Ex-negociador agrícola se diz preocupado com termos de acordo com UE
Pedro de Camargo Neto classifica o acordo de histórico e comemora o fato de o Mercosul ter "saído do marasmo". Mas tem dúvidas sobre o que o tratado vai representar em termos de expansão das exportações agrícolas nacionais.
GENEBRA – Nos últimos anos do governo de Fernando Henrique Cardoso, um nome na agricultura era praticamente incontornável quando o assunto era comércio internacional: Pedro de Camargo Neto. Ex-secretário de Produção do Ministério da Agricultura, foi ele também quem iniciou as disputas comerciais contra americanos e europeus, com vitórias históricas já colhidas (e apropriadas) pelo governo Lula.
No currículo de Camargo Neto estão incontáveis viagens para reuniões na OMC e na UE, além de missões comerciais pelo mundo para abrir mercados. Após o final do governo Cardoso, ele assumiu a presidência da Sociedade Rural Brasileira e manteve sua influência sobre a posição do setor privado nas diversas negociações internacionais.
Hoje, diante do acordo entre Mercosul e UE, o ex-negociador da seu depoimento do que o processo significou e por qual motivo o acordo é histórico.
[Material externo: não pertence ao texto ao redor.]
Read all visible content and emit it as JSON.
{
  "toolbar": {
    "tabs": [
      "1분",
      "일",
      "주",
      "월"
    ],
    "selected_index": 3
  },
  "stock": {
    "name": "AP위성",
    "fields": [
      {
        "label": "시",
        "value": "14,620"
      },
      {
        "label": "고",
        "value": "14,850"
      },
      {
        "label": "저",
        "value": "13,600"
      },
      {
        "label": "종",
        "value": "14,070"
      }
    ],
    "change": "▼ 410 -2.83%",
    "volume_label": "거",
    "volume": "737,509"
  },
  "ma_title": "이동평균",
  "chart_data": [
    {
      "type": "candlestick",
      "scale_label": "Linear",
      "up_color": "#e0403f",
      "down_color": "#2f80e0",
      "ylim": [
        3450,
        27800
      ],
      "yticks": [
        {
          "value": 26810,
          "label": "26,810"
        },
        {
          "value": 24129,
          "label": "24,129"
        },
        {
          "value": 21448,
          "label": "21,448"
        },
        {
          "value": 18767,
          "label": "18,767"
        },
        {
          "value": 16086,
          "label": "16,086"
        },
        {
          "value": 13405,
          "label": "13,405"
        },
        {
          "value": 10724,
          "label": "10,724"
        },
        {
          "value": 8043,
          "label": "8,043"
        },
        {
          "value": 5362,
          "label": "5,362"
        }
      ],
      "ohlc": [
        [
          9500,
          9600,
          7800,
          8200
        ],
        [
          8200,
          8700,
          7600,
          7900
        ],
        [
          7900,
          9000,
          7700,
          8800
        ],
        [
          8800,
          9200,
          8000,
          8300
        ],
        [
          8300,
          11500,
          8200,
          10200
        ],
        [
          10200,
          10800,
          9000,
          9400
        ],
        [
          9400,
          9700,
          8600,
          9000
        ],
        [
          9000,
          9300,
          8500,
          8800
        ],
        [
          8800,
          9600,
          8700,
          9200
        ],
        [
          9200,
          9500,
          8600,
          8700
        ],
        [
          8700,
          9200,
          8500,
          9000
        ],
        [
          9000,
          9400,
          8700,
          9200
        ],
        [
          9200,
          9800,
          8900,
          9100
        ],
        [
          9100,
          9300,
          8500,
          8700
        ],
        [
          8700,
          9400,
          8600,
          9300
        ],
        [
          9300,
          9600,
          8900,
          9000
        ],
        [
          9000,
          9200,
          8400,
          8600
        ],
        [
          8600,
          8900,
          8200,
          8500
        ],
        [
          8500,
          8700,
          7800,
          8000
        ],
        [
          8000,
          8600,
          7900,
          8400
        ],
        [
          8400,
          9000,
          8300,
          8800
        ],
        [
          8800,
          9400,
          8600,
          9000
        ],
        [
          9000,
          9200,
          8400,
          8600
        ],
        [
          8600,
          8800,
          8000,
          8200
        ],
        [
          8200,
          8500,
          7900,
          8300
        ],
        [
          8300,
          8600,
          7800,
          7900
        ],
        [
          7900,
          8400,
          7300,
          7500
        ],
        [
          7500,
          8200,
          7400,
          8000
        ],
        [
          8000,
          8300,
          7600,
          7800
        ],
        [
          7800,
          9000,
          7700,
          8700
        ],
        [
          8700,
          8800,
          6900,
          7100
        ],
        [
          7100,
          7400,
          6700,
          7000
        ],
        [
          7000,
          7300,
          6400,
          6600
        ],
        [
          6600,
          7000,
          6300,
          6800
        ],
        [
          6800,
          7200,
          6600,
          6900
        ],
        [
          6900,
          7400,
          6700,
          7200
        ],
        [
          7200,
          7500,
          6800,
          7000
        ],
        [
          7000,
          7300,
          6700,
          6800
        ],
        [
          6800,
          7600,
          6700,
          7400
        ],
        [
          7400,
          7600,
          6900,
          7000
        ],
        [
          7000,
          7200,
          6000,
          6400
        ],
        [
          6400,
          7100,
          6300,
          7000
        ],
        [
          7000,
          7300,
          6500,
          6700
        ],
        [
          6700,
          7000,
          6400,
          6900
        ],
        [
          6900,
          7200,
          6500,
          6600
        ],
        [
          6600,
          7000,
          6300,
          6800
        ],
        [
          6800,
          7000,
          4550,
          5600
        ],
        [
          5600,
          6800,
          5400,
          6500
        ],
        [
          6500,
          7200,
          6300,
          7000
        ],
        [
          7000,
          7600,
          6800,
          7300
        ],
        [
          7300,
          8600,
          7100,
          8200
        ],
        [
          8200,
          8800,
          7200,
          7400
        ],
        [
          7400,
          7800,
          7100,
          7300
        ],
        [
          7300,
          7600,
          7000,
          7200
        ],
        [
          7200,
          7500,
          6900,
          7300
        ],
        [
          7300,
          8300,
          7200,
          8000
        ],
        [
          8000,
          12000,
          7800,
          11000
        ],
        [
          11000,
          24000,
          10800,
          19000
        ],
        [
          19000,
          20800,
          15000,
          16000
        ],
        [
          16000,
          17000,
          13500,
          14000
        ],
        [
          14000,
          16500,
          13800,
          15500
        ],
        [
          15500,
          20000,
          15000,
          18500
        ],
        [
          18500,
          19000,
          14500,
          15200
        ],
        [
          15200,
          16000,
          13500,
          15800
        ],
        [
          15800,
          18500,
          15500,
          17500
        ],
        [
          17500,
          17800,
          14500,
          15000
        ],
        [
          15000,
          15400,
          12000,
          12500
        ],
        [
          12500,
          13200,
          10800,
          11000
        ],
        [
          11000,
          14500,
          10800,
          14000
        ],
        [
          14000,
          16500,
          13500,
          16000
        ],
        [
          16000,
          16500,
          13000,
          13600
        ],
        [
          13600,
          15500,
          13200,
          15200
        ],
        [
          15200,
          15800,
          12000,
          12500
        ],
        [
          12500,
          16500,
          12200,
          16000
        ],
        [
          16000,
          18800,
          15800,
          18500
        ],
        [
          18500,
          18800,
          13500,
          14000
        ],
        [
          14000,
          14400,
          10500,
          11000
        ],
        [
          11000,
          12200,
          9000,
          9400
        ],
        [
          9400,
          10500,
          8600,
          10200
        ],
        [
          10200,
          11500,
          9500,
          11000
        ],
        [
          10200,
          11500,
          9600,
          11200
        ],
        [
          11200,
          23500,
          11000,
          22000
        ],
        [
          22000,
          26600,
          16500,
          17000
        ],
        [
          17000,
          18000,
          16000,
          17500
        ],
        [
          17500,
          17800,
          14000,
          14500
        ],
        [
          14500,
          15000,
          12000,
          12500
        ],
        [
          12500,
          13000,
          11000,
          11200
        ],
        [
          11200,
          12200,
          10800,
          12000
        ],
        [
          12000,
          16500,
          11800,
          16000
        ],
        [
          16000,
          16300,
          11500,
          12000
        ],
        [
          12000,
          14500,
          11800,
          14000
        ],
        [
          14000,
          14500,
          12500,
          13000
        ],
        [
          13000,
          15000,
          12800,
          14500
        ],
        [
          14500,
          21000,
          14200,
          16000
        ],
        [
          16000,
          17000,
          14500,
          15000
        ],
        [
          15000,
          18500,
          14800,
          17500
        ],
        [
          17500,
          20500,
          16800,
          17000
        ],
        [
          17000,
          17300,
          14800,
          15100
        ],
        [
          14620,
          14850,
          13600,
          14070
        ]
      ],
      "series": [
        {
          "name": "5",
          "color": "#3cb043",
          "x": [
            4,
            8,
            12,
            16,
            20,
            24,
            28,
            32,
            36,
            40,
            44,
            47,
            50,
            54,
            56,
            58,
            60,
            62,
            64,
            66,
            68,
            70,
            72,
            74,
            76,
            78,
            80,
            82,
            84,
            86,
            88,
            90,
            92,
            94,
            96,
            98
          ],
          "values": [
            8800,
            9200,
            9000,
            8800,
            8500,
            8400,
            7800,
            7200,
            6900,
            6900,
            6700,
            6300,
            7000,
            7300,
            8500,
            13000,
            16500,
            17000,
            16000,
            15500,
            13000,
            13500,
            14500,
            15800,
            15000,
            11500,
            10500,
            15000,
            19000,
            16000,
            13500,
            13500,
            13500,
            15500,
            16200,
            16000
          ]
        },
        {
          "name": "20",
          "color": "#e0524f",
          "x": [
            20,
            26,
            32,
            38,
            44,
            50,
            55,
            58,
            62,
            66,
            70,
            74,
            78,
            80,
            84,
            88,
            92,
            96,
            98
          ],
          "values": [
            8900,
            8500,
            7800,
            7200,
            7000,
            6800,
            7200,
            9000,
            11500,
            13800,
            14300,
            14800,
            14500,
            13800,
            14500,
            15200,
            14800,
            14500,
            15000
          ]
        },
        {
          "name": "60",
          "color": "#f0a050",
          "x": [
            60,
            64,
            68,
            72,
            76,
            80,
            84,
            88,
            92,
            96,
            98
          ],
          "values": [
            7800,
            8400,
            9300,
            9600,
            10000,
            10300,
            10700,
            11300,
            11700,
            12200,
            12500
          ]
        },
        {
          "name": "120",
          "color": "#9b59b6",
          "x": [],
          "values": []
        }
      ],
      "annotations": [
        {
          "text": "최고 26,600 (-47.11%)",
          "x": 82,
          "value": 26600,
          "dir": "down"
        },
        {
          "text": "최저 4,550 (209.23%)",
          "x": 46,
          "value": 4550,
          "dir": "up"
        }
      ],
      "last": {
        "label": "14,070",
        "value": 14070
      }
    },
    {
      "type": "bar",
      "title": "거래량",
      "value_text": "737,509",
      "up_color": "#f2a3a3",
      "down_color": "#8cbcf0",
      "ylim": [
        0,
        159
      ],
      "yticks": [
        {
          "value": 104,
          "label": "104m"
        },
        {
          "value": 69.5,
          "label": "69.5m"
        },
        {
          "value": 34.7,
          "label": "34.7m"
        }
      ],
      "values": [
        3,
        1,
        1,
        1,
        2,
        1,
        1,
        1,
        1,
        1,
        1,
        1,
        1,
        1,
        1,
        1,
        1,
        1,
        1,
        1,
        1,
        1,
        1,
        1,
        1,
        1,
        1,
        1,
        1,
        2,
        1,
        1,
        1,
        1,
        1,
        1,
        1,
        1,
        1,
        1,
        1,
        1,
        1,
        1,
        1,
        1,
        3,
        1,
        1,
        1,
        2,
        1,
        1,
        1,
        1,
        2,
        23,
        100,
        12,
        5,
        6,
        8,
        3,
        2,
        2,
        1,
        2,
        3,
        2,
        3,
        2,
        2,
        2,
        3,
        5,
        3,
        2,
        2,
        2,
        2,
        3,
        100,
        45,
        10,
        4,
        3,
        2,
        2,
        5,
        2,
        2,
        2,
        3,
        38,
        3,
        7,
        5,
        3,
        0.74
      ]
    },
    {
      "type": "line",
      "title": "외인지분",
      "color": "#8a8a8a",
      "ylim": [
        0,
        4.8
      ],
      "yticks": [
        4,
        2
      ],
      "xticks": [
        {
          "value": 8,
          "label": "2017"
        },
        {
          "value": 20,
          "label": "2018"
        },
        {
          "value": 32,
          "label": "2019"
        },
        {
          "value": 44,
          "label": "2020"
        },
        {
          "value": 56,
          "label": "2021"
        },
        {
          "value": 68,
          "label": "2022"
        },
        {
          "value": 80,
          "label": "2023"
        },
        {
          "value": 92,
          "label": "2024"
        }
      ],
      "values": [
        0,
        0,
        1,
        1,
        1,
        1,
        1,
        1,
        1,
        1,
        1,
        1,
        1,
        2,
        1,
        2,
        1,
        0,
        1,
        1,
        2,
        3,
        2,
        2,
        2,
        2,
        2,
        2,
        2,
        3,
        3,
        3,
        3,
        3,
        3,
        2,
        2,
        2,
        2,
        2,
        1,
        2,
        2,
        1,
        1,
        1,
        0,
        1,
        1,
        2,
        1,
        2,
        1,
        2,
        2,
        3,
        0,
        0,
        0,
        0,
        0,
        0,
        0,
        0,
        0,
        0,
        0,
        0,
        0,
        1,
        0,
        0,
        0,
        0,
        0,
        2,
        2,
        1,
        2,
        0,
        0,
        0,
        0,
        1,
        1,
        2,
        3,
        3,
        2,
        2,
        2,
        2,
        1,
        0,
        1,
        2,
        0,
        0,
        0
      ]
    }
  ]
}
Mas, realista, Camargo Neto não esconde: está preocupado com o que o Brasil de fato conseguiu em termos de acesso para os produtos agrícolas nacionais.
"O acordo é histórico no sentido que foi concluído após tantos anos de negociação", disse. "As administrações do Mercosul parecem entender que o acordo pode ter reflexos positivos em embates eleitorais. Já a União Europeia sofre a pressão da administração do outro lado do Atlântico", explicou. "Essa aproximação é para nós importante pelas identidades culturais das duas regiões. Esperemos que os países europeus valorizem e aproveitem esse desejo de aproximação", disse.
Alguns dias de embarques
Quanto ao volume exportado pelo Brasil, suas considerações são menos entusiastas. "Em termos de cotas agrícolas, elas são basicamente as mesmas que os europeus ofereciam há duas décadas e muito longe da nossa pretensão inicial, talvez impossível", disse.
"A caricatura é a cota de carne bovina de 99.000 toneladas, ainda a ser dívida entre os países do Mercosul, com todos os interessados e exportadores", destacou. "Isso deverá representar alguns dias de embarque para o Brasil", disse. Em 2004, a negociação fracassou quando o Brasil exigiu que a cota oferecida para a carne nacional fosse de 300 mil toneladas.
Mas ele não é totalmente pessimista. "As reduções tarifárias para alguns produtos são relevantes e nos colocam em pé de igualdade com outros países exportadores que possuem acordos", destacou. "Nós ganhamos, esses concorrentes perderam, a União Europeia fica basicamente na mesma", resumiu.
O ex-negociador também se diz preocupado com as notícias iniciais de uma eventual aceitação do princípio de precaução como mecanismo para impor restrições. "Era para nós inaceitável, questão de princípio, há mais das 2 décadas", disse.
"Atualmente, nas regras da OMC, é o importador que tem que provar que existe dano. Agora, com o princípio de precaução, eles poderão impor barreiras e seremos nós que teremos que provar que nossa exportação não causa dano. Há um importante caráter simbólico que cedemos em uma questão de princípio", alertou.
Outro aspecto é a situação sanitária. Para ele, o acordo pode ser "influência nas barreiras sanitárias do futuro". Mas ele lembra: "temos sido pródigos nessa área em facilitar os europeus fazendo bobagens". "Nossa prioridade deve permanecer em termos qualidade antes de tudo para o consumidor interno", disse.
O ex-negociador também se diz preocupado com a utilização da "questão ambiental, aonde as verdades são mais complexas de provar". "Neste exato momento, ongs ambientalistas europeias pressionam por barreiras na soja produzida no broma Cerrado", alertou, apontando para o fato de a produção estar dentro das regras do Código Florestal e com técnicas de excelência.
Ainda assim, Pedro Camargo Neto admite a importância do acordo. "É histórico no sentido que provoca outros países a olharem para o Mercosul com maior atenção. A preferência obtida pelo europeus pelo mercado consumidor do Mercosul não é desprezível. Teremos que negociar. Viva. A fila andou. Saímos do marasmo", completou.